Do not overthrow the historical, core governing principles of the US
There is a strong temptation with public health to become authoritarian. Legislative bodies are slow, and executive (or even public health level) decisions are much faster. People will inevitably make suboptimal decisions, and these decisions may either put others directly at risk, or cost health care resources. Making decisions for them seems like it is easier for all parties.
Aside from being associated with the largest bioterror attack in the US, Osho also made key insights into democracy that many agree with, even if they might say it differently.
Ordering people around can accomplish specific policy goals.

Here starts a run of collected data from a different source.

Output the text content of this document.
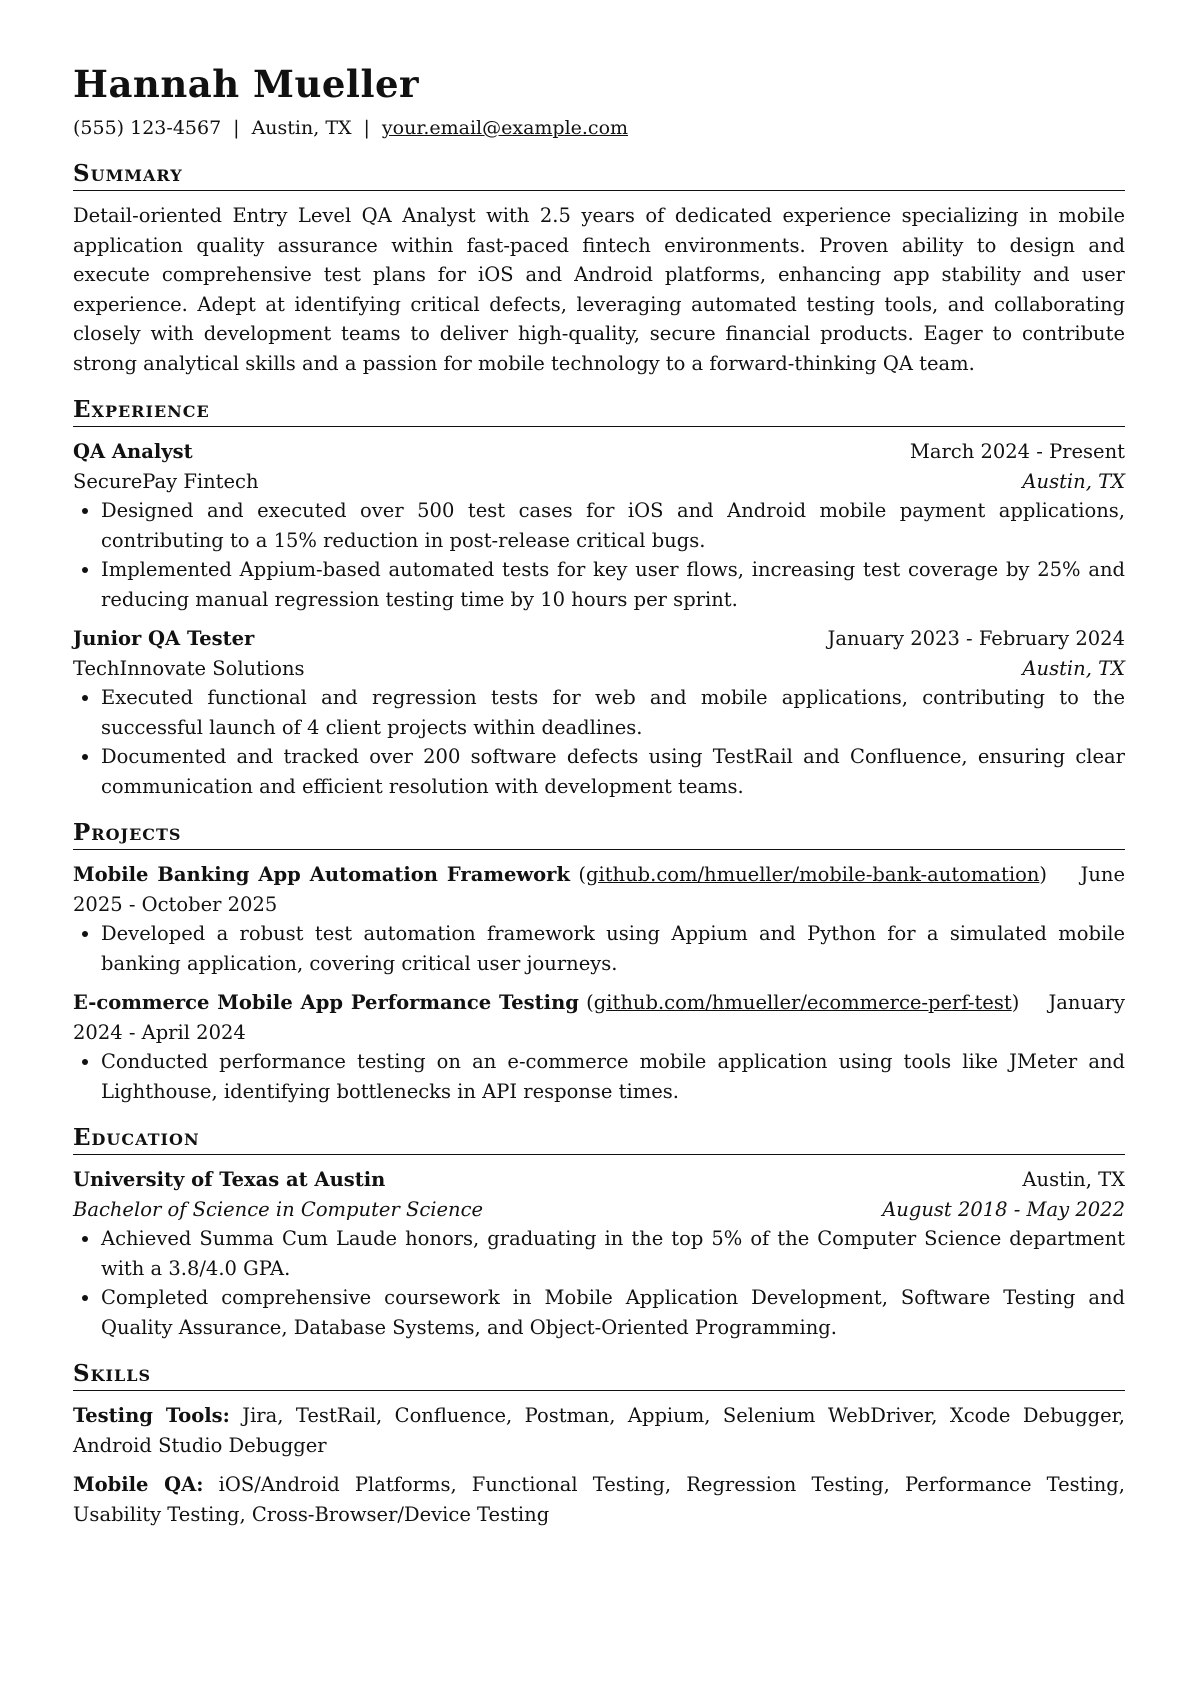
Hannah Mueller
(555) 123-4567 | Austin, TX | your.email@example.com
Summary

Detail-oriented Entry Level QA Analyst with 2.5 years of dedicated experience specializing in mobile application quality assurance within fast-paced fintech environments. Proven ability to design and execute comprehensive test plans for iOS and Android platforms, enhancing app stability and user experience. Adept at identifying critical defects, leveraging automated testing tools, and collaborating closely with development teams to deliver high-quality, secure financial products. Eager to contribute strong analytical skills and a passion for mobile technology to a forward-thinking QA team.

Experience
QA Analyst	March 2024 - Present
SecurePay Fintech	Austin, TX
• Designed and executed over 500 test cases for iOS and Android mobile payment applications, contributing to a 15% reduction in post-release critical bugs.
• Implemented Appium-based automated tests for key user flows, increasing test coverage by 25% and reducing manual regression testing time by 10 hours per sprint.
Junior QA Tester	January 2023 - February 2024
TechInnovate Solutions	Austin, TX
• Executed functional and regression tests for web and mobile applications, contributing to the successful launch of 4 client projects within deadlines.
• Documented and tracked over 200 software defects using TestRail and Confluence, ensuring clear communication and efficient resolution with development teams.
Projects
Mobile Banking App Automation Framework (github.com/hmueller/mobile-bank-automation)    June 2025 - October 2025
• Developed a robust test automation framework using Appium and Python for a simulated mobile banking application, covering critical user journeys.
E-commerce Mobile App Performance Testing (github.com/hmueller/ecommerce-perf-test)    January 2024 - April 2024
• Conducted performance testing on an e-commerce mobile application using tools like JMeter and Lighthouse, identifying bottlenecks in API response times.
Education
University of Texas at Austin	Austin, TX
Bachelor of Science in Computer Science	August 2018 - May 2022
• Achieved Summa Cum Laude honors, graduating in the top 5% of the Computer Science department with a 3.8/4.0 GPA.
• Completed comprehensive coursework in Mobile Application Development, Software Testing and Quality Assurance, Database Systems, and Object-Oriented Programming.
Skills
Testing Tools: Jira, TestRail, Confluence, Postman, Appium, Selenium WebDriver, Xcode Debugger, Android Studio Debugger
Mobile QA: iOS/Android Platforms, Functional Testing, Regression Testing, Performance Testing, Usability Testing, Cross-Browser/Device Testing
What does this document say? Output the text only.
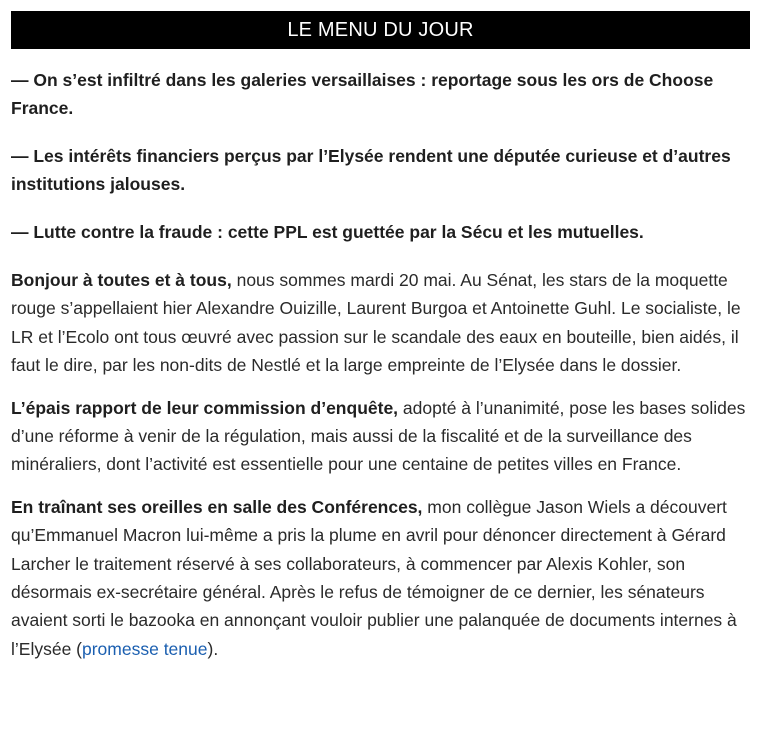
LE MENU DU JOUR

— On s’est infiltré dans les galeries versaillaises : reportage sous les ors de Choose France.

— Les intérêts financiers perçus par l’Elysée rendent une députée curieuse et d’autres institutions jalouses.

— Lutte contre la fraude : cette PPL est guettée par la Sécu et les mutuelles.

Bonjour à toutes et à tous, nous sommes mardi 20 mai. Au Sénat, les stars de la moquette rouge s’appellaient hier Alexandre Ouizille, Laurent Burgoa et Antoinette Guhl. Le socialiste, le LR et l’Ecolo ont tous œuvré avec passion sur le scandale des eaux en bouteille, bien aidés, il faut le dire, par les non-dits de Nestlé et la large empreinte de l’Elysée dans le dossier.

L’épais rapport de leur commission d’enquête, adopté à l’unanimité, pose les bases solides d’une réforme à venir de la régulation, mais aussi de la fiscalité et de la surveillance des minéraliers, dont l’activité est essentielle pour une centaine de petites villes en France.

En traînant ses oreilles en salle des Conférences, mon collègue Jason Wiels a découvert qu’Emmanuel Macron lui-même a pris la plume en avril pour dénoncer directement à Gérard Larcher le traitement réservé à ses collaborateurs, à commencer par Alexis Kohler, son désormais ex-secrétaire général. Après le refus de témoigner de ce dernier, les sénateurs avaient sorti le bazooka en annonçant vouloir publier une palanquée de documents internes à l’Elysée (promesse tenue).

In some cases, that might even be necessary. However. Those cases are the exception rather than the rule.
For example, closing businesses like spas over monkeypox would fall into the ‘overthrowing core governing principles’. Vaccine mandates for monkeypox in order to exist in society would also fall into this category. Suppression of “misinformation” also fits here because “misinformation” means ‘everything with which the regime disagrees’. Free and vigorous discussion are both a foundation of the US, and beneficial to improving public policy.
If you have a public health official pushing for government over-reach, the best thing that can be done for public health is to publicly fire them and distance yourself from them. Trust is low in public health due to the public health abuses during COVID-19. That trust needs to be restored, and that comes from including the public in discussions, resolving objections, and working from the most up-to-date, publicly available data.
Without trust, the only option left to public health is authoritarian rule. This becomes a death spiral because a subset of people will resist authoritarian rule simply because it is authoritarian rule. This leads to police crackdowns, which angers more people, and proceeds to fracture society.